The feminist case against abortion

Dec 24, 2021 by

by Mary Harrington, UnHerd:

This year, Erika Bachiochi won the dubious honour of being perhaps the first feminist to have been threatened with no-platforming by a conservative association — for being too conservative. In late November, the female board members of New York University’s conservative law association, the Federalist Society, resigned over its decision to invite the feminist legal scholar to speak. In their view, Bachiochi’s campaigning work against abortion renders her beyond the pale.

America’s abortion debate has always been fraught, but this past year it has been particularly eventful.
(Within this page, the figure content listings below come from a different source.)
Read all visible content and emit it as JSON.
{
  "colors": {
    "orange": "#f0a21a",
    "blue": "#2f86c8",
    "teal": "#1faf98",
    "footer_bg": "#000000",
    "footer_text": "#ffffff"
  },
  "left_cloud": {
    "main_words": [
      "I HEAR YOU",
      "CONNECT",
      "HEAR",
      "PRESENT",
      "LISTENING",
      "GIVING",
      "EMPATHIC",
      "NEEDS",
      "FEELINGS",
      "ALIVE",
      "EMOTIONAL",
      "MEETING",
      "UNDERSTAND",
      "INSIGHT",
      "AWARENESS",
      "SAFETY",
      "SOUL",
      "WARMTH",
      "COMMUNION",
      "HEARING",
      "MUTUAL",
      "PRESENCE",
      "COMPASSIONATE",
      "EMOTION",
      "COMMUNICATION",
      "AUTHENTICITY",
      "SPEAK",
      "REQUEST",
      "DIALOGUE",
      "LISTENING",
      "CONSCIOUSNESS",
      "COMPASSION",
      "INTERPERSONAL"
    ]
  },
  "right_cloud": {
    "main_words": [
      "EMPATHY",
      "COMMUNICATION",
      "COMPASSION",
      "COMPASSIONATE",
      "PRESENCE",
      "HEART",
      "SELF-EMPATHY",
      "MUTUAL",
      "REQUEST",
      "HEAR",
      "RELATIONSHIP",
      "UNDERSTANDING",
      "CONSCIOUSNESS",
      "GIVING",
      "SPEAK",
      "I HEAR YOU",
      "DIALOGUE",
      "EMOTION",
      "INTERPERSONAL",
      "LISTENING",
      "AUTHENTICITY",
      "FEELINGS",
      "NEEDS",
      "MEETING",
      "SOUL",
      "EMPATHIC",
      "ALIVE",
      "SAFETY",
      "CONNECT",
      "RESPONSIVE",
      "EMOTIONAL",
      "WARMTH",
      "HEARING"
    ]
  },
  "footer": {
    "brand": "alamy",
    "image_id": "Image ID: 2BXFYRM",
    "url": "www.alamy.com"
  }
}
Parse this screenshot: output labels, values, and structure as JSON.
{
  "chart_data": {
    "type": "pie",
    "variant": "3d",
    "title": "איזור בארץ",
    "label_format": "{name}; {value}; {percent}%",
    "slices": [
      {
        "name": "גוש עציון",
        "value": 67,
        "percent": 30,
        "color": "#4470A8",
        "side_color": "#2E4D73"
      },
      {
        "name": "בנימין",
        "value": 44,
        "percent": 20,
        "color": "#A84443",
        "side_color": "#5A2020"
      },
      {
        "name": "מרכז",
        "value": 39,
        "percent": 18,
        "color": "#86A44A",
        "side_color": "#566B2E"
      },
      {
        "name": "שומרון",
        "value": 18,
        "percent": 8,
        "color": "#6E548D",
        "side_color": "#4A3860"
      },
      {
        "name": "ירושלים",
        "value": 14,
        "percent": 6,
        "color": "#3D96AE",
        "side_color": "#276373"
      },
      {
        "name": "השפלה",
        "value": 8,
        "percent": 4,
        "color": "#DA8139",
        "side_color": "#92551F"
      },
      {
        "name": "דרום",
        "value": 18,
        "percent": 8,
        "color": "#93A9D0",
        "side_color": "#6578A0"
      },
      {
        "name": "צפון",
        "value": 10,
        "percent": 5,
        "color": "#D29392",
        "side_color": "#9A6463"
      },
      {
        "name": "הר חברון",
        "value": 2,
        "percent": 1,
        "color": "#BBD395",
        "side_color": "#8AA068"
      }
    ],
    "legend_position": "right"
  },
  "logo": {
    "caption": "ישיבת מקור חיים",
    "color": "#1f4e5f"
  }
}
Whether the introduction of “heartbeat rule” restrictions in Texas, a challenge to those restrictions by The Satanic Temple, or the recent Dobbs v Jackson Women’s Health case challenging the constitutionality of a Mississippi law banning abortion after 15 weeks, it’s been a bumper time for heated debates about the morality, legality and broader social implications of allowing women to terminate pregnancy

Bachiochi and her opponents are speaking from either side of what is perhaps feminism’s central question: how to balance individual freedom against our human obligation to dependents. It’s a debate Bachiochi traces back to the very dawn of modernity, in The Rights Of Woman: Reclaiming A Lost Vision. Her title is a homage to her subject Mary Wollstonecraft, whose A Vindication of the Rights of Women (1792) is widely viewed as the first proto-feminist text of the modern age.